Welche Erfahrungsschätze sind nun schon drin, in der „Quartals-Tüte 1.0“!?

Wo sie sich ja förmlich aufdrängt: darf ich vorstellen, die Reflexion, nicht wegzudenkende Wegbegleiterin des Vorbereitungsdienstes. Sie beschließt für die Kinder den Unterricht, stellt für den Lehramtsanwärter (im besten Falle) das krönende i-Tüpfelchen einer gezeigten Unterrichtsstunde dar und bildet nicht zuletzt den Einstieg in so ziemlich jede Seminarsitzung. Der ehrliche, kritische Blick zurück kann anstrengend sein, auch mal (Selbst-)Zweifel und Ängste aufdecken. Im Grunde aber tut diese Rückschau sehr gut, lässt uns im Seminar näher zusammenrücken und offene, vertraute Gespräche entstehen.

Obendrein legt Reflexion wahrheitsgemäß offen, ob ein anvisiertes Unterrichtsziel tatsächlich erreicht wurde – seitens der Kinder, seitens der Lehrkraft –, ob vielleicht eine Abwandlung der gewählten Methoden, Sozialformen, Themen…in der Zukunft besser zum Erfolg führen würde?! Große Fragen, nicht immer klare Antworten. Mein erstes „richtiges“ Reflexionsgespräch liegt nicht lange zurück…

Es ist der letzte Schultag vor den Ferien, Unterrichtsbesuch Nummer eins im Fach Englisch. Der sicherlich größte Erfahrungsschatz aus meiner Tüte. Ich bin lange quietschfidel, bevor mein Wecker mich dazu auffordern kann, lande entsprechend zu früh in der Schule und verbringe gefühlt Stunden im noch leeren, fremden Klassenraum, den wir erst Tags zuvor neu bezogen haben. Die berühmte Ruhe vor dem Sturm. Zeit zum Vorbereiten des Tafelbildes und letzter Differenzierungsmaßnahmen, zum Stimmen der Gitarre, zum wiederholten Durchsehen und Verinnerlichen des Verlaufsplans, … – und schließlich immer noch: Zeit zum Verrücktmachen. Als wären die Nerven nicht ohnehin schon blank genug, muss mein Körper sich bereits mit drei Tassen Kaffee herumschlagen. (Ich reflektiere und halte fest: zwei tun’s beim nächsten Mal wohl auch…)
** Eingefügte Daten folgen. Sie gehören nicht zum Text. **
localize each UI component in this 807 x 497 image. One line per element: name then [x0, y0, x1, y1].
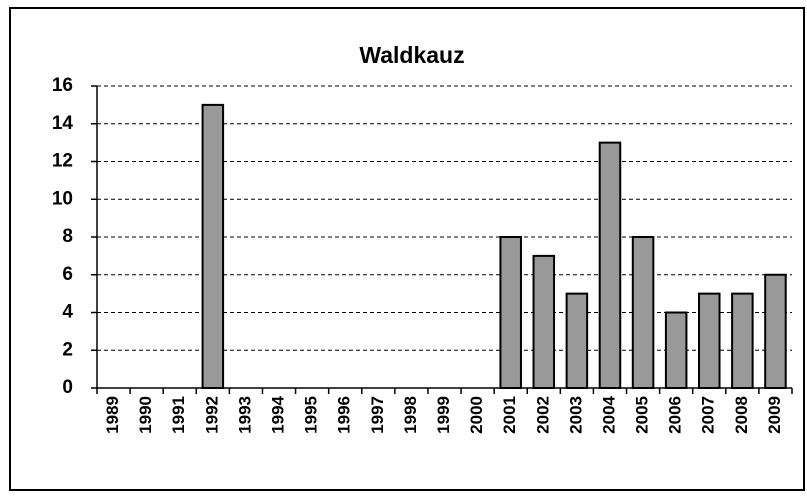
x-tick-label: 1989	[103, 396, 122, 434]
x-tick-label: 1997	[368, 396, 387, 434]
bar	[698, 292, 721, 389]
chart-border	[9, 7, 805, 491]
x-tick-label: 2004	[599, 395, 618, 433]
bar	[532, 254, 556, 389]
y-tick-label: 10	[52, 188, 73, 209]
y-tick-label: 14	[52, 113, 74, 134]
bar	[201, 103, 225, 389]
y-tick-label: 6	[62, 264, 73, 285]
bar	[764, 273, 787, 389]
x-tick-label: 2005	[633, 396, 652, 434]
x-tick-label: 1992	[202, 396, 221, 434]
x-tick-label: 2001	[500, 396, 519, 434]
x-tick-label: 1996	[335, 396, 354, 434]
x-tick-label: 2006	[666, 396, 685, 434]
bar	[664, 311, 688, 389]
y-tick-label: 8	[62, 226, 73, 247]
y-tick-label: 0	[62, 377, 73, 398]
x-tick-label: 1990	[136, 396, 155, 434]
y-tick-label: 16	[52, 75, 73, 96]
x-tick-label: 2003	[566, 396, 585, 434]
bar	[598, 141, 622, 389]
x-tick-label: 1995	[302, 396, 321, 434]
y-tick-label: 4	[62, 302, 73, 323]
bar	[631, 236, 655, 389]
x-tick-label: 1998	[401, 396, 420, 434]
chart-title: Waldkauz	[359, 42, 464, 68]
y-tick-label: 12	[52, 151, 73, 172]
x-tick-label: 1991	[169, 396, 188, 434]
x-tick-label: 2009	[765, 396, 784, 434]
x-tick-label: 2002	[533, 396, 552, 434]
x-tick-label: 1994	[269, 395, 288, 433]
bar	[565, 292, 589, 389]
x-tick-label: 2007	[699, 396, 718, 434]
x-tick-label: 2000	[467, 396, 486, 434]
bar	[731, 292, 754, 389]
y-tick-label: 2	[62, 339, 73, 360]
x-tick-label: 1999	[434, 396, 453, 434]
x-tick-label: 2008	[732, 396, 751, 434]
bar	[499, 236, 522, 389]
x-tick-label: 1993	[235, 396, 254, 434]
Dagegen verfliegen die 45 Minuten Unterricht rasend schnell. Das Thema der Stunde: ganz überschaubar („It’s night on our farm – let’s listen to a story.“). Die Zielformulierung hingegen eher… sagen wir – komplex:

„Die SuS erweitern ihre Kompetenz im Bereich Hörverstehen/Hör-Sehverstehen, Äußerungen und Hörtexten bzw. Hörsehtexten, die auf vertrautem Wortschatz basieren, mit Unterstützung relevante Informationen [zu entnehmen]‘ (aus: Ministerium für Schule und Weiterbildung des Landes Nordrhein-Westfalen: Grundschule – Richtlinien und Lehrpläne), indem sie beim storytelling wesentliche Inhaltsaspekte des authentischen Kinderbuchs Snore!: A noisy night for dozy dog erfassen.“

So weit, so gut. Für die Kinder notiere ich neben unserer Zielflagge dann doch lieber „We understand a story.“.
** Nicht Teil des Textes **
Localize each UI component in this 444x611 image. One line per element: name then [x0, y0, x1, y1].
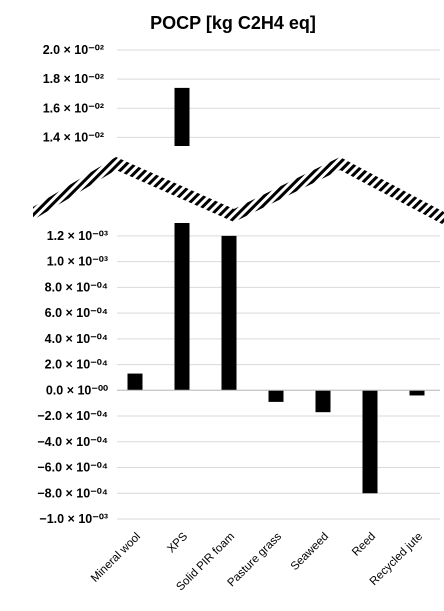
x-category-label: Reed — [350, 531, 378, 559]
lower-y-tick-label: −4.0 × 10⁻⁰⁴ — [37, 435, 108, 449]
upper-y-axis-ticks: 1.4 × 10⁻⁰² 1.6 × 10⁻⁰² 1.8 × 10⁻⁰² 2.0 × 1… — [43, 43, 104, 144]
lower-y-tick-label: 8.0 × 10⁻⁰⁴ — [45, 280, 108, 294]
lower-y-tick-label: 2.0 × 10⁻⁰⁴ — [45, 358, 108, 372]
upper-y-tick-label: 1.6 × 10⁻⁰² — [43, 101, 104, 115]
lower-y-tick-label: −8.0 × 10⁻⁰⁴ — [37, 486, 108, 500]
lower-y-tick-label: 4.0 × 10⁻⁰⁴ — [45, 332, 108, 346]
bar — [127, 373, 143, 391]
lower-y-axis-ticks: −1.0 × 10⁻⁰³ −8.0 × 10⁻⁰⁴ −6.0 × 10⁻⁰⁴ −4.0… — [37, 229, 109, 526]
bar — [268, 390, 284, 402]
lower-y-tick-label: 1.2 × 10⁻⁰³ — [47, 229, 108, 243]
bar — [409, 390, 425, 396]
bar — [221, 235, 237, 391]
upper-y-tick-label: 2.0 × 10⁻⁰² — [43, 43, 104, 57]
bars — [127, 87, 425, 494]
lower-y-tick-label: −6.0 × 10⁻⁰⁴ — [37, 461, 108, 475]
bar — [315, 390, 331, 413]
bar — [174, 223, 190, 391]
x-category-label: XPS — [165, 530, 190, 555]
x-category-label: Seaweed — [289, 531, 331, 573]
lower-y-tick-label: −1.0 × 10⁻⁰³ — [39, 512, 108, 526]
chart-title: POCP [kg C2H4 eq] — [150, 13, 316, 33]
lower-gridlines — [117, 235, 440, 520]
lower-y-tick-label: −2.0 × 10⁻⁰⁴ — [37, 409, 108, 423]
lower-y-tick-label: 6.0 × 10⁻⁰⁴ — [45, 306, 108, 320]
lower-y-tick-label: 0.0 × 10⁻⁰⁰ — [46, 383, 109, 397]
upper-y-tick-label: 1.8 × 10⁻⁰² — [43, 72, 104, 86]
axis-break-hatch — [33, 157, 444, 225]
lower-y-tick-label: 1.0 × 10⁻⁰³ — [47, 255, 108, 269]
bar-upper-segment — [174, 87, 190, 146]
bar — [362, 390, 378, 494]
x-category-label: Mineral wool — [89, 531, 143, 585]
axis-break — [0, 154, 444, 225]
upper-gridlines — [117, 49, 440, 138]
upper-y-tick-label: 1.4 × 10⁻⁰² — [43, 130, 104, 144]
Die anfängliche Aufregung und Anspannung, die wohlwollenden und gleichwohl kritischen Blicke der Riege Erwachsener im Raum – mit jeder Zeile unseres ‚good morning songs‘ verabschiede ich mich mehr und mehr von äußeren Einflüssen und unbequemen Empfindungen – schließlich sind da nur noch die Kinder, allerhand Bauernhoftiere und ich. Die spontanen, authentischen Kommentare der Klasse lockern herrlich erfrischend auf und alles Lebendige, nicht minutiös Geplante macht am meisten Freude.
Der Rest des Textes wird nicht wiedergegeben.